Act Your Age, Eve Brown (The Brown Sisters #3)(93)



But only if he let go of scales and doubts and all the little things that had made him shove her away. Only if he believed in himself, too.

He stood, swallowed, then picked up the note and the AirPod, shoving both in his pocket. Checking the clock, he strode out of his office and down the hall. He managed to restrain himself until he stepped out of Castell Cottage completely and into the cool night. Then he ran all the way to the Rose and Crown.

*

“Jesus, man, are you okay?”

Jacob stood in the doorway of the Rose and Crown, one hand on his thigh as he bent double, breathing hard. He hadn’t been for a run since fracturing his wrist, and according to his doctor’s advice, he probably shouldn’t have taken that one. But this was an urgent situation, so . . .

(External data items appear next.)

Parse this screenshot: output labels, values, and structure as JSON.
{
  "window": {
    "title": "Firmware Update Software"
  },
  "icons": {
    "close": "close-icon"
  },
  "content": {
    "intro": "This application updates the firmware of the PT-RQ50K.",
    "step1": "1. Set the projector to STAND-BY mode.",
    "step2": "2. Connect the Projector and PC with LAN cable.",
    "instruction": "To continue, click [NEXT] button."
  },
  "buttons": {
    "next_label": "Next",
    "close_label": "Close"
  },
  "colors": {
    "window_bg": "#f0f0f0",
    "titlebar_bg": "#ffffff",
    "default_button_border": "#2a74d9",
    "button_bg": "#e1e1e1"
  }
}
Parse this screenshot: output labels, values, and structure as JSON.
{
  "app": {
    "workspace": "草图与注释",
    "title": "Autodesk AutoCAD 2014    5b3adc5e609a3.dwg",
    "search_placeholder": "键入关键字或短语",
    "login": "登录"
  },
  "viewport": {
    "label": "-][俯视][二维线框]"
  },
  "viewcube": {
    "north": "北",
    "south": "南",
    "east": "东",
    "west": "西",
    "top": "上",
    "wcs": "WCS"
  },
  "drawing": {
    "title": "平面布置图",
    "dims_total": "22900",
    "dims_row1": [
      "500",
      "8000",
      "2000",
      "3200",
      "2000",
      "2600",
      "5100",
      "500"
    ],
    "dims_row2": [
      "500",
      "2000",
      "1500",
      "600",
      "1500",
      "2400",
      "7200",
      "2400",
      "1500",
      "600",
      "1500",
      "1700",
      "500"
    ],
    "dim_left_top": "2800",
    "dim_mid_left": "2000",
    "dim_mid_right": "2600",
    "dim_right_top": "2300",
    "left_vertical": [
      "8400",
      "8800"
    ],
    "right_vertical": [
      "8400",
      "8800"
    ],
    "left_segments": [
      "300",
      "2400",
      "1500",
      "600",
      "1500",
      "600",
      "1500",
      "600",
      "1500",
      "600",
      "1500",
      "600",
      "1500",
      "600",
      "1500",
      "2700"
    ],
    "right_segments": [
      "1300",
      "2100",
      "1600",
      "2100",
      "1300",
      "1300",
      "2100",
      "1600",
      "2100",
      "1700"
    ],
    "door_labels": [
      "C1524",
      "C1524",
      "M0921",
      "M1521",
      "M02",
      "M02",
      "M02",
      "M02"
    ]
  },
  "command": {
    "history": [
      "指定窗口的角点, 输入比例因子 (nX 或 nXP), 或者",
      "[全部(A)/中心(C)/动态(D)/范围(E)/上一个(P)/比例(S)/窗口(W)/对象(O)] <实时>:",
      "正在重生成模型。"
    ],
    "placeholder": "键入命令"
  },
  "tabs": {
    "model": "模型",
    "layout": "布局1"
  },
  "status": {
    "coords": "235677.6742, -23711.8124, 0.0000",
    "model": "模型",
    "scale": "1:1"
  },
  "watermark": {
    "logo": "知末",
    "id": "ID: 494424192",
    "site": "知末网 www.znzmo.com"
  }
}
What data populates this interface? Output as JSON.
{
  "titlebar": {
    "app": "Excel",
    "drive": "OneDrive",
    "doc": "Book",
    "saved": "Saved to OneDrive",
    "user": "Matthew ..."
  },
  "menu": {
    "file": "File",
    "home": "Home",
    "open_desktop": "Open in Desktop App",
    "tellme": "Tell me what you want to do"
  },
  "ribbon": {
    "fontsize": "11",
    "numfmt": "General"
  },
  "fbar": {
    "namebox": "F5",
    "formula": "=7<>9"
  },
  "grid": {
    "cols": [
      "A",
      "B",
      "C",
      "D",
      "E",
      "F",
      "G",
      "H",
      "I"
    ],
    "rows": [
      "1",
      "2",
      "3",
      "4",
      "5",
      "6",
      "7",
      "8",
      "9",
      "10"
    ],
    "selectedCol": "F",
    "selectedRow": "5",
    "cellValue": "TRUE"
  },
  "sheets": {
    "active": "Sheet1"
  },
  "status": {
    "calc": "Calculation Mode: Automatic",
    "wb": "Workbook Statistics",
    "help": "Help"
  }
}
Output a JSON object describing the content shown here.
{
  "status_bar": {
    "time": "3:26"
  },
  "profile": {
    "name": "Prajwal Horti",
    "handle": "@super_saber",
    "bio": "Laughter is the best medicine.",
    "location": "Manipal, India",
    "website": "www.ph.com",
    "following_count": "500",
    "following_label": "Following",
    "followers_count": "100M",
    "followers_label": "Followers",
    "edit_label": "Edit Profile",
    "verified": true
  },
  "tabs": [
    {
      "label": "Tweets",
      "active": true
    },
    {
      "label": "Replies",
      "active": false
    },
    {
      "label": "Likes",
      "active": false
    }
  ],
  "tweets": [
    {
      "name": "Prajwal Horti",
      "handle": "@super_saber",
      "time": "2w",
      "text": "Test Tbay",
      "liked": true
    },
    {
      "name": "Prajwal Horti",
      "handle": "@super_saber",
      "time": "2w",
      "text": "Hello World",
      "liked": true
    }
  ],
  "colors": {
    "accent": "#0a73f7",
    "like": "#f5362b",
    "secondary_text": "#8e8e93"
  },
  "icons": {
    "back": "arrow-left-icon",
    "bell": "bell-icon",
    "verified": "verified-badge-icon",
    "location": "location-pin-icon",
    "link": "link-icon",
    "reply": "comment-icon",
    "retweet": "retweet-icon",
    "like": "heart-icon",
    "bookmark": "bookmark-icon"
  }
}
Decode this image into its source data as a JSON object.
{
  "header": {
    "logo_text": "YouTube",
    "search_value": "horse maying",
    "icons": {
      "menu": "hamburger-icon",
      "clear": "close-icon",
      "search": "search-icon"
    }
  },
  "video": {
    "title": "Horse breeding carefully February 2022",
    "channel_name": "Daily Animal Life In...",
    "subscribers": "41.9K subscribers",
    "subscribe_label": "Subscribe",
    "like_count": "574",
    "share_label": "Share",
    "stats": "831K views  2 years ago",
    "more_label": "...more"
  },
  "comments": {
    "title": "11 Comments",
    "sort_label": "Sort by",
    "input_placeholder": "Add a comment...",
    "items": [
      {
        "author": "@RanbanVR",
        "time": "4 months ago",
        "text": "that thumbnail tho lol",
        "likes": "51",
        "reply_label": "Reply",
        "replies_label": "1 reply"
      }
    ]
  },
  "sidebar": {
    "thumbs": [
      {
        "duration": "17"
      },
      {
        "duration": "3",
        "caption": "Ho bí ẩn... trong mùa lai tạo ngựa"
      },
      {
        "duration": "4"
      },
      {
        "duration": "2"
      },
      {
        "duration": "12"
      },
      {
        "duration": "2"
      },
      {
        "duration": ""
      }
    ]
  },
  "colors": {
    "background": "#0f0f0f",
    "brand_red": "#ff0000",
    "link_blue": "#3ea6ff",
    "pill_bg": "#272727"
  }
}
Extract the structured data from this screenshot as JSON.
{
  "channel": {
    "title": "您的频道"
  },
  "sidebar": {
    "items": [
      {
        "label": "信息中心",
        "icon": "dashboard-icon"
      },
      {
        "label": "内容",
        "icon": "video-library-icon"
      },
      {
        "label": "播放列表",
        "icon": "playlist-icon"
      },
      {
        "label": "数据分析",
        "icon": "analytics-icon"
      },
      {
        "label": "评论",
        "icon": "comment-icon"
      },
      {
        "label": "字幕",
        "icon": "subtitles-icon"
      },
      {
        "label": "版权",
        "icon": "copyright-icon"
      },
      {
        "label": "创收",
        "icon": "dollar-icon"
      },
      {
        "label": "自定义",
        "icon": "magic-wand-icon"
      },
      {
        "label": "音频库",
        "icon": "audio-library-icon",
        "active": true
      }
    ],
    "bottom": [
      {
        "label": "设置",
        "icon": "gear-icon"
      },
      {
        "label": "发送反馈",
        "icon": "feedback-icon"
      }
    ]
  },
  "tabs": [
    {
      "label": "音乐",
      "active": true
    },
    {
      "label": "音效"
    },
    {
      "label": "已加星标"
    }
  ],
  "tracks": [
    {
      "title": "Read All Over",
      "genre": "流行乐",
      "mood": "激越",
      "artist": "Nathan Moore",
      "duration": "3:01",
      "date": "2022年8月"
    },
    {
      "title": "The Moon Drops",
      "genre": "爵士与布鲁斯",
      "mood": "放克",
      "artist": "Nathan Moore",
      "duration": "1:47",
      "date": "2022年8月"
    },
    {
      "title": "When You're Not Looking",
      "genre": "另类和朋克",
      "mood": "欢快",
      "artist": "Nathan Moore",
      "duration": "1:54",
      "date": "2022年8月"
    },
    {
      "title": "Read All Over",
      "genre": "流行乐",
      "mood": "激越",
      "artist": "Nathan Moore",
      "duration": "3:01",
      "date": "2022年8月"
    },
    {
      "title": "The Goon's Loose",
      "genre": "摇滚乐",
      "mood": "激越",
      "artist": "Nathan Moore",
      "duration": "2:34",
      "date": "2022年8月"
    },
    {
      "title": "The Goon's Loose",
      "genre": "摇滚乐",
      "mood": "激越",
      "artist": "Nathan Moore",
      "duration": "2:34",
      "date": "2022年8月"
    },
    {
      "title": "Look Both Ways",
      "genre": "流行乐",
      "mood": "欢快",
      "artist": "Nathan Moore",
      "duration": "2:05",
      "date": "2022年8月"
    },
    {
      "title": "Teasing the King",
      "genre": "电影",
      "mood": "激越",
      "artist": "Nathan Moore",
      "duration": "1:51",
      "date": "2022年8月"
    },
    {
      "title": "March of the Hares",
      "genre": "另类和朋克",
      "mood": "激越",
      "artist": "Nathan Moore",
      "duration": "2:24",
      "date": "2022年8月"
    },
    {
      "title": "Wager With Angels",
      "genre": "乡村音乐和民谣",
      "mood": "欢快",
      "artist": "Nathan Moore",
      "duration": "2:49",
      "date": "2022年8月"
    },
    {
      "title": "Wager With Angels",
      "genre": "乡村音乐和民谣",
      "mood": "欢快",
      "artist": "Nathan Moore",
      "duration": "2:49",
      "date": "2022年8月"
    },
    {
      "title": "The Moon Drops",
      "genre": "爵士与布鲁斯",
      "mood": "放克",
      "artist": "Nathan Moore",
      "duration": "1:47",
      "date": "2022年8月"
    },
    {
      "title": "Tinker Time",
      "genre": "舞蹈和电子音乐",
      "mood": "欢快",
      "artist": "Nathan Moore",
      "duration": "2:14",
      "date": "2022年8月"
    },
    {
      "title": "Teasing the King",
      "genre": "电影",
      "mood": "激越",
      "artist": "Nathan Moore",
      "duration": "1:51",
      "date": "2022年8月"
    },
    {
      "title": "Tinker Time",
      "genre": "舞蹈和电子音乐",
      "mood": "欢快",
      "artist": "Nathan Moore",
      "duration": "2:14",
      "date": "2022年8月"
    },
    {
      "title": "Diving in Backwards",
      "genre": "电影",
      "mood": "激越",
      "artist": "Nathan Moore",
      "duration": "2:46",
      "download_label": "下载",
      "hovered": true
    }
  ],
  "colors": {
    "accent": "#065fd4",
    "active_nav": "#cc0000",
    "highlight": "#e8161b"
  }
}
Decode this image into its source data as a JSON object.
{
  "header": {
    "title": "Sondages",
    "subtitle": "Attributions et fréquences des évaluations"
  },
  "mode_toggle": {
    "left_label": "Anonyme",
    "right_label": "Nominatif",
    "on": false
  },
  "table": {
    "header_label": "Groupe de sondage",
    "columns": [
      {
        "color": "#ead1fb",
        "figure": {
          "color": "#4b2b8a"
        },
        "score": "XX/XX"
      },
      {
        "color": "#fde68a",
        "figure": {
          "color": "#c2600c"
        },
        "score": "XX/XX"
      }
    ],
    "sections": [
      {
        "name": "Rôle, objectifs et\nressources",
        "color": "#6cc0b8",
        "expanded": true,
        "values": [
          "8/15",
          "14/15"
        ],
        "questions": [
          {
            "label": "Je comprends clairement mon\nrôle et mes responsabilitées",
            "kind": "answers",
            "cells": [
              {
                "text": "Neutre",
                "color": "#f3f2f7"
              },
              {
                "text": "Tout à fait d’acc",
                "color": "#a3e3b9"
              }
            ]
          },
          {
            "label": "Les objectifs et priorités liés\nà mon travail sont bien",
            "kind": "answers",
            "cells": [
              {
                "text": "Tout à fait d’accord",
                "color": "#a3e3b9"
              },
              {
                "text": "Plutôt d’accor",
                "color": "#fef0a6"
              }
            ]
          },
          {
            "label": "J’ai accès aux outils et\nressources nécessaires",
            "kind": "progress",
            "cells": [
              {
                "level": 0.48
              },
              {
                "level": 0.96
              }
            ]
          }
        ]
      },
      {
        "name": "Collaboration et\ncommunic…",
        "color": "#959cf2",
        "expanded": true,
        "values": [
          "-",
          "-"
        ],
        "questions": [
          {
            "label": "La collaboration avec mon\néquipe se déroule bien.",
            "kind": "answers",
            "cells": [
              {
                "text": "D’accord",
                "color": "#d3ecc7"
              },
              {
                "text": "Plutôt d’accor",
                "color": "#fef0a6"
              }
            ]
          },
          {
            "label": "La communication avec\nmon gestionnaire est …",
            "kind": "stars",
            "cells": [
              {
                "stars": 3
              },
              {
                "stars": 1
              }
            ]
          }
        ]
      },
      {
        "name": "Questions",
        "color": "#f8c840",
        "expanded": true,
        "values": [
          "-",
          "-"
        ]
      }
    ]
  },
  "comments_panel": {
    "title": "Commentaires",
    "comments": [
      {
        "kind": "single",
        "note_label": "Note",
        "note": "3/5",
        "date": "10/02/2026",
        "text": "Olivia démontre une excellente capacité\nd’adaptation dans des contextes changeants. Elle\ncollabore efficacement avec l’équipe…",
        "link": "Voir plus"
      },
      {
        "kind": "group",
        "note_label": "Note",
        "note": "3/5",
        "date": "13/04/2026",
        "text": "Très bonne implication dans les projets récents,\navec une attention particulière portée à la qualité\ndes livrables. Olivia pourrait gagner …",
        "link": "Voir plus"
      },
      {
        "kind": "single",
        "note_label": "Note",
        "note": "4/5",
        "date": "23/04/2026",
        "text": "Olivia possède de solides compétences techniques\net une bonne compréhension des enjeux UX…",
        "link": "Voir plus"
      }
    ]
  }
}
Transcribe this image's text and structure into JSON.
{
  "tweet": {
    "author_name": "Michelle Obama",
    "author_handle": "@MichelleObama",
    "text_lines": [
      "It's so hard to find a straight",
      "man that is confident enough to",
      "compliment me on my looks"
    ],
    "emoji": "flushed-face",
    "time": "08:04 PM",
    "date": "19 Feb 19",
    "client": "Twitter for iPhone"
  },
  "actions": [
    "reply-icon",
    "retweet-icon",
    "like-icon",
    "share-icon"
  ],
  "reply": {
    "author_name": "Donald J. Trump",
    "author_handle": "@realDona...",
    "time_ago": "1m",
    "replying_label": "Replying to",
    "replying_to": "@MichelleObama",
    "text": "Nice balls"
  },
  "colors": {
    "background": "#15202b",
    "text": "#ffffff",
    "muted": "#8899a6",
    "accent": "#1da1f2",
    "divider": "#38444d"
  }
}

Catching his breath, he looked up at Mont, who was all wide-eyed astonishment and obvious alarm. He had a mop and bucket in his hands, and behind him, Katy, the barmaid, was drying glasses at the bar—or rather, she’d frozen in the act of drying glasses, and was also staring at Jacob.

He briefly considered dragging Mont off somewhere private for this little chat, then decided there was no time. If he didn’t get answers soon, he might die. Of uncertainty. Or love. Or regret. At least one of those had to be deadly, and possibly all three.

So he straightened up and just blurted it out. “I love Eve and I didn’t tell her. Do you think I should’ve told her?”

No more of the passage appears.